Chinese Medicine views the Heart in some ways similarly to how Western Medicine does, and in some ways very differently. In addition to its function to help circulate blood through our body (as in the Western perspective), it is also heavily involved with the connection between body and mind (significantly less Western, though you could imagine the romantic ‘heart’ here). The Heart can suffer from both excess and deficiency which results in symptoms such as insomnia (ranging from minor trouble falling asleep to extreme insomnia), vivid dreams, anxiety, being easily startled/frightened, heart palpitations, poor memory, talking during sleep, or mania.
So what makes Heart-7 special and one of my favorites? Well, for starters, there’s the location. It is easy to access right next to the pisiform on the underside of the wrist. And its function is relatively straightforward.
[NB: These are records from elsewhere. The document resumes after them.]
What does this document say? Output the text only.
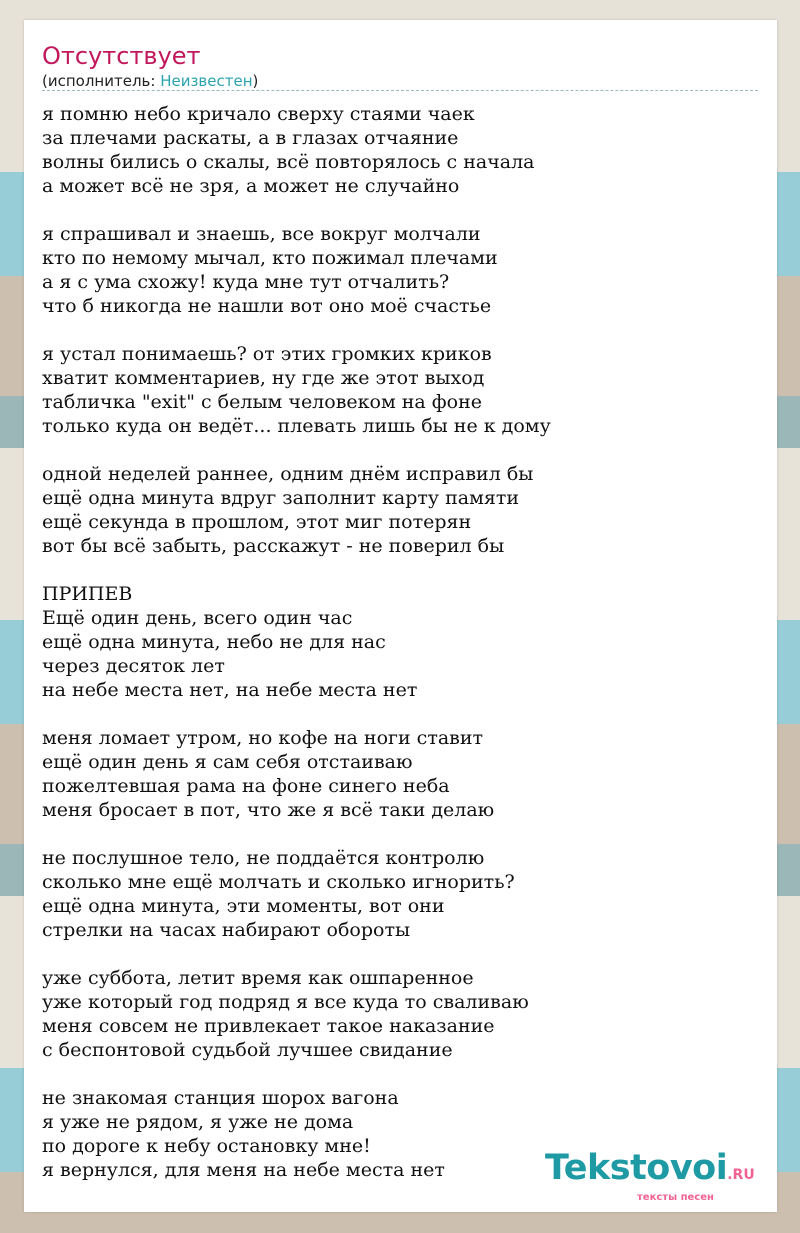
Отсутствует
(исполнитель: Неизвестен)
я помню небо кричало сверху стаями чаек
за плечами раскаты, а в глазах отчаяние
волны бились о скалы, всё повторялось с начала
а может всё не зря, а может не случайно
я спрашивал и знаешь, все вокруг молчали
кто по немому мычал, кто пожимал плечами
а я с ума схожу! куда мне тут отчалить?
что б никогда не нашли вот оно моё счастье
я устал понимаешь? от этих громких криков
хватит комментариев, ну где же этот выход
табличка "exit" с белым человеком на фоне
только куда он ведёт... плевать лишь бы не к дому
одной неделей раннее, одним днём исправил бы
ещё одна минута вдруг заполнит карту памяти
ещё секунда в прошлом, этот миг потерян
вот бы всё забыть, расскажут - не поверил бы
ПРИПЕВ
Ещё один день, всего один час
ещё одна минута, небо не для нас
через десяток лет
на небе места нет, на небе места нет
меня ломает утром, но кофе на ноги ставит
ещё один день я сам себя отстаиваю
пожелтевшая рама на фоне синего неба
меня бросает в пот, что же я всё таки делаю
не послушное тело, не поддаётся контролю
сколько мне ещё молчать и сколько игнорить?
ещё одна минута, эти моменты, вот они
стрелки на часах набирают обороты
уже суббота, летит время как ошпаренное
уже который год подряд я все куда то сваливаю
меня совсем не привлекает такое наказание
с беспонтовой судьбой лучшее свидание
не знакомая станция шорох вагона
я уже не рядом, я уже не дома
по дороге к небу остановку мне!
я вернулся, для меня на небе места нет	Tekstovoi.RU
тексты песен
The spirit in ‘spirit gate’ can be viewed as strongly affecting our mind and personality, making this point one of the most useful to address both mood and sleep. Sleep is so important! For everyone! It’s what rejuvenates our bodies and our minds. Many people are stuck in a cycle of not being able to sleep or having poor quality sleep. Even for those who sleep well, we could all use a little boost to get the most from our rest at night. Getting a good night’s rest can do wonders for our body and mind. And this is the point for that!